En los momentos más duros de la trama, el cineasta apela a animaciones que velan aquello que podría llegar a ser abyecto, pero simbólicamente son un recurso poético  que sugiere y relata un real insoportable para la mirada de un niño. También Ávila, cuenta con soltura y justificación, ambas posiciones que oscilaban en esa época, la del “no te metás”, y la del jugarse la vida en pos de un ideal revolucionario, como lo encarnan la abuela y la mamá del chico. El director no juzga a sus personajes, les da la fuerza y convicción necesaria tanto para el miedo, como para el adoctrinamiento. Tampoco vemos a militares que representan aquella figura siniestra y diabólica que nos producen tanto rechazo e ira, el temible militar es solo un fantasma en el relato que podría aparecer en cualquier momento.
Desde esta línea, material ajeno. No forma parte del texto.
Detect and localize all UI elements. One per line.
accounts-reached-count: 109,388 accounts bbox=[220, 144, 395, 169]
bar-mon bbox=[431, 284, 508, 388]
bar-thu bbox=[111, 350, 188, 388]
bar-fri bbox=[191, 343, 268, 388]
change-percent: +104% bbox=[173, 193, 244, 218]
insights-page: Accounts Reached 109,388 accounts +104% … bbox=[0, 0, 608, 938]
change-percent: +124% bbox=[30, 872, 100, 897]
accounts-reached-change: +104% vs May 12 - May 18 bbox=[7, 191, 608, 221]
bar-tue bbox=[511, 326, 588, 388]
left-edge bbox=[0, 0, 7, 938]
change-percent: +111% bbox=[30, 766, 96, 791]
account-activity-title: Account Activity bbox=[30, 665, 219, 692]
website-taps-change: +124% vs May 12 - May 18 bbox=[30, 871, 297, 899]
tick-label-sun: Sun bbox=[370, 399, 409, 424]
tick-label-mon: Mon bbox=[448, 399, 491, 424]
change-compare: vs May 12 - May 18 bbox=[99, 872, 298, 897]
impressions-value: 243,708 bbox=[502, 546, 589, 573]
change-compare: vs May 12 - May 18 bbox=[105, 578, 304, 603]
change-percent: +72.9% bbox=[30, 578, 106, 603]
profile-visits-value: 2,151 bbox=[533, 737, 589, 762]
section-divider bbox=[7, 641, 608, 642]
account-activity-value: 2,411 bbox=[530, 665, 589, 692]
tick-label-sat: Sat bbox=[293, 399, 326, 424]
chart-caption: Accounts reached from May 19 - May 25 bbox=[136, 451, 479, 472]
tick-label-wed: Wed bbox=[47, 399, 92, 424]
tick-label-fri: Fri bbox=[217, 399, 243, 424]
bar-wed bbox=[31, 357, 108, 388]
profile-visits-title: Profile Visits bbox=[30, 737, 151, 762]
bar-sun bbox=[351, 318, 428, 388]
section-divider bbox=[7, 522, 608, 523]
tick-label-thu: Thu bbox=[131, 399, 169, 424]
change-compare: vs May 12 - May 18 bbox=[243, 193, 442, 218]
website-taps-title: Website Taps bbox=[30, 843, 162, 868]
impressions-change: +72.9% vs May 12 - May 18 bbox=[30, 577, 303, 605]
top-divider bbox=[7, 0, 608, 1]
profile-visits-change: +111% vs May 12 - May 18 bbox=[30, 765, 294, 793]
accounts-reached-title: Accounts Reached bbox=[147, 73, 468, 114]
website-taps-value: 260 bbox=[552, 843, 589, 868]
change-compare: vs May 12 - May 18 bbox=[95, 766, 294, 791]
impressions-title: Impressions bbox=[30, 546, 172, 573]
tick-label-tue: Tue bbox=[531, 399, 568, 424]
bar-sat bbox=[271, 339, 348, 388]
Todo este banquete cinéfilo es logrado gracias a las notables actuaciones de sus actores. Natalia Oreiro, da cuenta que no es sólo una actriz de comedia o televisiva, y cada vez más confirma el potencial dramático que puede ofrecer en la pantalla grande. Ernesto Alteiro, en el papel del tío compinche y simpático, nos brinda los momentos de mayor sonrisa durante la cinta. Cristina Banegas, en un corto papel, aunque deslumbrante como de costumbre. Pero lo mejor de las interpretaciones es el hallazgo que el director hizo de estos niños, tan expresivos, lúdicos, inocentes pero observadores y analíticos. Secuencias como las del campamento o el parque de diversiones nos remiten a esas épocas en la que solo necesitábamos de las fantasías para cumplir nuestros deseos.

A Juan le tocó crecer, jugar, fantasear, rebelarse y hacerse hombre en una época que tan bien describe Seru Girán en su canción: Alicia en el País, pero afortunadamente los dinosaurios ya están despareciendo y el cine, en tanto manifestación del arte,  nos permite, con ideas nuevas como esta, revisar el pasado social e individual, debatirlo y enriquecernos como personas y sociedad.